BoJ Holds Monetary Policy Steady

The Bank of Japan left its key short-term interest rate unchanged at -0.1 percent at its January 2018 meeting, as expected. Policymakers also kept its 10-year government bond yield target around zero percent and offered a more upbeat view on inflation expectations.
Bank of Japan | Rida Husna | 1/23/2018 8:09:30 AM
With regard to the amount of JGBs to be purchased, the Bank will conduct buying at more or less the current pace -- an annual pace of increase of about 80 trillion yen.

The BoJ also determined by an unanimous vote to purchase exchange-traded funds (ETFs) and Japan real estate investment trusts (J-REITs) so that their amounts outstanding will increase at an annual paces of about JPY 6.0 trillion and about JPY 90 billion, respectively. As for CP and corporate bonds, the Bank will maintain their amounts outstanding at about 2.2 trillion yen and about 3.2 trillion yen respectively.  

Meanwhile in a quarterly review of the central bank's forecasts, the BoJ maintained its core CPI forecast for fiscal 2017 at 0.8 percent. However, medium-to-long-term inflation expectations are projected to rise as firms' stance gradually shifts toward raising wages and prices with an improvement in the output gap continuing. Considering the timing for inflation to reach 2 percent, policymakers said it will likely be around fiscal 2019. Regarding the GDP, the central bank said the projected growth rates are more or less unchanged from an earlier projection.

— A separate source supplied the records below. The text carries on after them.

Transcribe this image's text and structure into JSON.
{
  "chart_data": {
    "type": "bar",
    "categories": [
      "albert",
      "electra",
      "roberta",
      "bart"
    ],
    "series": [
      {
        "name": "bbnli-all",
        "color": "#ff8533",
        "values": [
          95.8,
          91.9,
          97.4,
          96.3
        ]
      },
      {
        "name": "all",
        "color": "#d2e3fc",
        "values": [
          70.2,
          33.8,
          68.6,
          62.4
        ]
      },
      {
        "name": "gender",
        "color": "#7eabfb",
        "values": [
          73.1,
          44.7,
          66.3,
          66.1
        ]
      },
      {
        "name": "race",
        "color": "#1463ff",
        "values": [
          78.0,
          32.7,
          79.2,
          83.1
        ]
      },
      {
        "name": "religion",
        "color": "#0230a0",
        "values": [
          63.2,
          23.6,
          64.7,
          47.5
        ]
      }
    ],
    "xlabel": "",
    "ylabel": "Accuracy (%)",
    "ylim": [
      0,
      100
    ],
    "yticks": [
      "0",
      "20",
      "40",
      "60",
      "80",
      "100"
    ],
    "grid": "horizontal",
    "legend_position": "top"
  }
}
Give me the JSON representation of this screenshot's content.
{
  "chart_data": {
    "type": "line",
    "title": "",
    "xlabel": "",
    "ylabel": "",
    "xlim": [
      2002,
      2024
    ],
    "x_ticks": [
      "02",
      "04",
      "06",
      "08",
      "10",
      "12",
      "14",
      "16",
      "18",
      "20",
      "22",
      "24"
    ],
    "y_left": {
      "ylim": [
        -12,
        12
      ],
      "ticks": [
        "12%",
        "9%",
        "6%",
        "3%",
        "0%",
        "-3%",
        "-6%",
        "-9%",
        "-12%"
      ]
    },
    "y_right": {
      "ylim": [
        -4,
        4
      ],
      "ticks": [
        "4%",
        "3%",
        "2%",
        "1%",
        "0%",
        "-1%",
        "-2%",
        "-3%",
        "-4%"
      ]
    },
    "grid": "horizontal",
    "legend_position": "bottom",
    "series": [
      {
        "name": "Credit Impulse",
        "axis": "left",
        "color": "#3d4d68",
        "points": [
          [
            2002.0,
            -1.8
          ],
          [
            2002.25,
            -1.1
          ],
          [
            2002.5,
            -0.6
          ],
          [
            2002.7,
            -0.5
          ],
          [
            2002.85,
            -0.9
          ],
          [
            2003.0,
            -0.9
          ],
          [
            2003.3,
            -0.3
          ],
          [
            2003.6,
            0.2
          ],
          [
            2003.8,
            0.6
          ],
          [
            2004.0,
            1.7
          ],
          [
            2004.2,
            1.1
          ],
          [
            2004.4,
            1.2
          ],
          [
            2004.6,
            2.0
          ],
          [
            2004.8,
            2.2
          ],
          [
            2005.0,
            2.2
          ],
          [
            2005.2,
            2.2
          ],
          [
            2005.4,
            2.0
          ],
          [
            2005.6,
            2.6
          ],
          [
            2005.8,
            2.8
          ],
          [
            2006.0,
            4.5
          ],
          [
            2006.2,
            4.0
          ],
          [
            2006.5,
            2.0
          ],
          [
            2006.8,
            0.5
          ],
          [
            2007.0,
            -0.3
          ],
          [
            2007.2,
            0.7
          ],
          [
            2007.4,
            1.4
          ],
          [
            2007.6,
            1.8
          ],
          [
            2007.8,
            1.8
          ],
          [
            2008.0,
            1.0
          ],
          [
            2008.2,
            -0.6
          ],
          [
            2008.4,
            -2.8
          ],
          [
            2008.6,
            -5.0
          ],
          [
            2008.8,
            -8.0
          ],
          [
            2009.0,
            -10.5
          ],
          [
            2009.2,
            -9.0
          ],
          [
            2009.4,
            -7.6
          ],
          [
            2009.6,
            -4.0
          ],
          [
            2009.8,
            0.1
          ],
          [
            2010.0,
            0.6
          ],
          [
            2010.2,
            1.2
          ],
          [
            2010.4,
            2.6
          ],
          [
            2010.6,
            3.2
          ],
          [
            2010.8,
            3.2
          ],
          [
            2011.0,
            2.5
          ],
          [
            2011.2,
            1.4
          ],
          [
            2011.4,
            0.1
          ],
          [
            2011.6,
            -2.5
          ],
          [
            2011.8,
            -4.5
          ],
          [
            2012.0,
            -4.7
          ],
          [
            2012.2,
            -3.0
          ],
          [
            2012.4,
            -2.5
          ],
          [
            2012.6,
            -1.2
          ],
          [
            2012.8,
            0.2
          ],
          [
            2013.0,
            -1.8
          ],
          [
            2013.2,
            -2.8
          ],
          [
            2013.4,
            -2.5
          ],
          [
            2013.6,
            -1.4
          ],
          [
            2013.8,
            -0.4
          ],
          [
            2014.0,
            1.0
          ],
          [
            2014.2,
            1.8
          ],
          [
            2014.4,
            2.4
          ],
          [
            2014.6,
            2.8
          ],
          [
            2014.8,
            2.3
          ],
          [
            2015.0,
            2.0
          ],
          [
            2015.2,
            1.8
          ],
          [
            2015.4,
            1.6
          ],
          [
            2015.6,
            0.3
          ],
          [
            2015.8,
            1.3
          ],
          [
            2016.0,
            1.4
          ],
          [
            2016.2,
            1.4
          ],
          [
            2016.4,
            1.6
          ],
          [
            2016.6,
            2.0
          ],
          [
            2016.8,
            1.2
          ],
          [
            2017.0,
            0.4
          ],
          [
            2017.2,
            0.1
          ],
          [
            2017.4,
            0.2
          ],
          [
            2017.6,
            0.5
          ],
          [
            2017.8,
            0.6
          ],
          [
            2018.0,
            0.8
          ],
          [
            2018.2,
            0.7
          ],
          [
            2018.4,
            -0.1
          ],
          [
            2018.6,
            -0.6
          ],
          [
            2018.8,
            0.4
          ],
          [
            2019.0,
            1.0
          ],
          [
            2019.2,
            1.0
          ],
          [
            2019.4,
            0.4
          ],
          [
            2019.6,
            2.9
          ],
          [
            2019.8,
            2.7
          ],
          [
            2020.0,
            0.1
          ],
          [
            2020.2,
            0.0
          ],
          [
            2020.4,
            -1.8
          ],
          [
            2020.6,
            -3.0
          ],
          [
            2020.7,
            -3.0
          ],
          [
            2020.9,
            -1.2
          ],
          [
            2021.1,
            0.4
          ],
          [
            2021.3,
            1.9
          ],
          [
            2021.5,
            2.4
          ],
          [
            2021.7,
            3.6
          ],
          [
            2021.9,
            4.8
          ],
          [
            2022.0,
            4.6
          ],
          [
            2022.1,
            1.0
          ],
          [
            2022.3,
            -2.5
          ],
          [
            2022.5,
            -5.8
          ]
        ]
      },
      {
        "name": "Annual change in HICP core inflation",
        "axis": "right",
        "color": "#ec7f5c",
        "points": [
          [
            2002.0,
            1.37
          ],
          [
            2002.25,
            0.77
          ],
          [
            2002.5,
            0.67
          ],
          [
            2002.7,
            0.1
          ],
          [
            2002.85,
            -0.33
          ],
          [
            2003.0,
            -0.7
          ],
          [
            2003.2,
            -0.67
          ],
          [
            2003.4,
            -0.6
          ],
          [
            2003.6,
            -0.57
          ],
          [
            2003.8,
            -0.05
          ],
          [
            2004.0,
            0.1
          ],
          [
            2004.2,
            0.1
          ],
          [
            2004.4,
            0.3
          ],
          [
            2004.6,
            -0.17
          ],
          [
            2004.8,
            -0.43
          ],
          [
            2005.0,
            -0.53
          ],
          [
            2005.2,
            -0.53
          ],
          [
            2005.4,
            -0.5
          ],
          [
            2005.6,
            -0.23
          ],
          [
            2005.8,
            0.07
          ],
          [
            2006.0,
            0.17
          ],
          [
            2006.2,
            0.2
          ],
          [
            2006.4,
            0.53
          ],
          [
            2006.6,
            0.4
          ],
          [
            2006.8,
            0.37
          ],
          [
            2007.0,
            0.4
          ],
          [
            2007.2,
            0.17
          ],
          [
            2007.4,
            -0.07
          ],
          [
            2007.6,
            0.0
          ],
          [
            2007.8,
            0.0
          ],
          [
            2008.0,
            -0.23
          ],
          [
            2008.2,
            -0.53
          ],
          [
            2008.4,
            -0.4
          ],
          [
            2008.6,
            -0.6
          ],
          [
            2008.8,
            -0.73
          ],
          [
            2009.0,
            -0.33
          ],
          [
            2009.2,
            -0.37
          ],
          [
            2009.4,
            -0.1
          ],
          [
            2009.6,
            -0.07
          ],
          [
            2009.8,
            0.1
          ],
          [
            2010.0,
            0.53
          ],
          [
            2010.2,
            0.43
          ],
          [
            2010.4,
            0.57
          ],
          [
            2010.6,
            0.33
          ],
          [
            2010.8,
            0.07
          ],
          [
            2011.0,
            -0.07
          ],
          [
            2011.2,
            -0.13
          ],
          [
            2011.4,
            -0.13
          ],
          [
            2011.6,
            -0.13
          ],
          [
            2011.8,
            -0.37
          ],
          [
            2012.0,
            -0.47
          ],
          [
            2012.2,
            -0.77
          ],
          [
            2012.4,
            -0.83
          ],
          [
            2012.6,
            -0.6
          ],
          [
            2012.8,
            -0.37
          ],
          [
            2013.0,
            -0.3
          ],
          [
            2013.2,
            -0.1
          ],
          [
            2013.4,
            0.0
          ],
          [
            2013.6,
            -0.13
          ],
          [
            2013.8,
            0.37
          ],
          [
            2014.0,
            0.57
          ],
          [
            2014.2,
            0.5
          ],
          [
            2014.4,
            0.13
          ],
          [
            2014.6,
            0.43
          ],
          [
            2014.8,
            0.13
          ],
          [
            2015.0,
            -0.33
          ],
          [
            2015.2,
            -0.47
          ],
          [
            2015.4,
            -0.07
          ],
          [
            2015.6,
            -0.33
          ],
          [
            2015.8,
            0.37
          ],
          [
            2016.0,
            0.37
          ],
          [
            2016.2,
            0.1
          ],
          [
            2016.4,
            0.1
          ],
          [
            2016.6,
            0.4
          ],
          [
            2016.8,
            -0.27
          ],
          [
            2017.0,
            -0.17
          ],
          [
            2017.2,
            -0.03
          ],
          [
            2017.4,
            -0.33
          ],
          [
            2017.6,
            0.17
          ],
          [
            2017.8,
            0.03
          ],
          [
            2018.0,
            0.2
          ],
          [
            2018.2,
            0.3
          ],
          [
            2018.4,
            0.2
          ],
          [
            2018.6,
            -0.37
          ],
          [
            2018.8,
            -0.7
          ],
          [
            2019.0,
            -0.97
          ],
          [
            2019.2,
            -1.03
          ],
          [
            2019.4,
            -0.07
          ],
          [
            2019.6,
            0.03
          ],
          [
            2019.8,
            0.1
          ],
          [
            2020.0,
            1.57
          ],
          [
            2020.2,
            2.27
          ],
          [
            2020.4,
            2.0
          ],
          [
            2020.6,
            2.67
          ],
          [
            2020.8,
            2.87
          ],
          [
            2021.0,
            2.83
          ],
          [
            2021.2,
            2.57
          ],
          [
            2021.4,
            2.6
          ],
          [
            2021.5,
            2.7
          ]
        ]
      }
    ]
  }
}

Excerpts from the Outlook for Economic Activity and Prices:

Japan's economy is likely to continue its moderate expansion. Through fiscal 2018, domestic demand is likely to follow an uptrend, with a virtuous cycle from income to spending being maintained in both corporate and household sectors, on the back of highly accommodative financial conditions and underpinnings through the government's past stimulus measures. Business fixed investment is likely to continue increasing, supported by acccommodative financial conditions, heightened growth expectations and increases in Olympic Games-related investment, as well as in labor-saving investment to address the labor shortage. Private consumption is also expected to follow a moderate increasing trend as employment and income situation continues to improve. Public investment is expected to remain at a relatively high level, mainly reflecting Olympic Games-related demand, although the positive effects resulting from the past stimulus measures are likely to diminish moderately. Meanwhile, overseas economies are expected to continue growing at a moderate pace. Exports are expected to continue their moderate increasing trend on the back of such growth in overseas economies.

For fiscal 2018, the economy is expected to expand by 1.4 percent, unchanged from an earlier projection. Core CPI for the year is projected to rise by 1.4 percent, the same as the preceding forecasts.

With regard to the outlook, the year-on-year rate of change in the CPI is likely to continue on an uptrend and increase toward 2 percent, mainly on the back of the improvement in the output gap and the rise in medium- to long-term inflation expectations. Comparing the current projections with the previous ones, the projected rates of increase in the CPI are more or less unchanged. The timing of the year-on-year rate of change in the CPI reaching around 2 percent will likely be around fiscal 2019.